Marketing automation has made all of our lives easier, but it can also suck the life right out of your first interactions with a prospect. Automate, but never set it and forget it. Your business depends on service, and part of that is quality assurance of your own internal processes. Let marketing automation make the initial response, but have a system in place that enables a real live person to review the lead and provide a personal touchpoint fast.
Stay ahead of the curve to be the problem-solver for clients.
Complacency is death in the tech world. If you’re not researching new ways to solve challenges for your clients, guess what? Someone else is.
If you have a customer-first approach to your business, you can anticipate what your client’s next big hurdle might be. Get in front of those challenges and stay there, familiarizing yourself with emerging solutions you can add to your offering list.
Build a coalition of trusted partners to deliver service across an entire business.
You can’t do everything (even if it feels as though you already do). Leverage the resources and experience of business partners to give your clients a stellar experience. Actively seek out new partnerships with companies that can solve a client pain point or help a client reach a stated goal.

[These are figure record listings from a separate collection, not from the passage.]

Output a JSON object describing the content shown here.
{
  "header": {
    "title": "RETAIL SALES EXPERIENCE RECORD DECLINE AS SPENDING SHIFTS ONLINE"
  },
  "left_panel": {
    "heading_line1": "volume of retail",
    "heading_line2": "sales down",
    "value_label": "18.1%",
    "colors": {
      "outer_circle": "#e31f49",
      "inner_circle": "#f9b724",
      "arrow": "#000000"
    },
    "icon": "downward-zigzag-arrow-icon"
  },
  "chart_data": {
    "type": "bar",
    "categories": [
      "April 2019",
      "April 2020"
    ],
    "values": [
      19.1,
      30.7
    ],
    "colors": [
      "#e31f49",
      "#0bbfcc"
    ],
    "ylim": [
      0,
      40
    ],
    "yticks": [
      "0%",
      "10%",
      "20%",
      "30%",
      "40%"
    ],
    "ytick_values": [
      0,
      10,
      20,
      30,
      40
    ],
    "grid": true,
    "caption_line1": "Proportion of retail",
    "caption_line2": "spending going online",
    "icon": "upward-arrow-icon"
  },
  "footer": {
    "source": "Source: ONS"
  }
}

Create a team of service professionals.
Everyone on your team is part of your customer service department. Everyone. If an employee answers an email, picks up the phone, visits a client to deploy a solution, or writes the company blog, they are part of your customer-facing, customer-first team. Invest in their service capabilities.
How? Everyone within your organization should have customer service training. I’m not talking about basic telephone skills, although those are important and definitely seem to be lacking in certain business roles. I’m talking about service empowerment — teaching your team to say “Yes, and” rather than “No, but.”
If a customer comes with a problem, your people own that problem. Even if they can’t solve it. No more cold transfers. You see it through to the end, so your customers feels supported and heard the whole way through.
Can’t solve the problem? It happens. Sometimes people just need a place to vent. Listening with empathy is one of the most under-utilized service tools in business. Help your team learn how to listen with empathy and acknowledge a customer’s perspective, even if they can’t change the reality of the situation. Sometimes just being heard is enough to defuse an unhappy client.
Finally, look for opportunities where cross-training can help share the service burden across departments within your organization. This means everyone can help a customer.
Those “warm fuzzies” equal cold, hard revenue.
Happy customers that feel heard and understood are far more likely to stick around. And refer you to others. Over time, your brand becomes synonymous with high-quality, people-focused experiences. Now you’re the partner everyone wants to work with. Demand the best from your people, and organic growth will follow. Are you up for the challenge?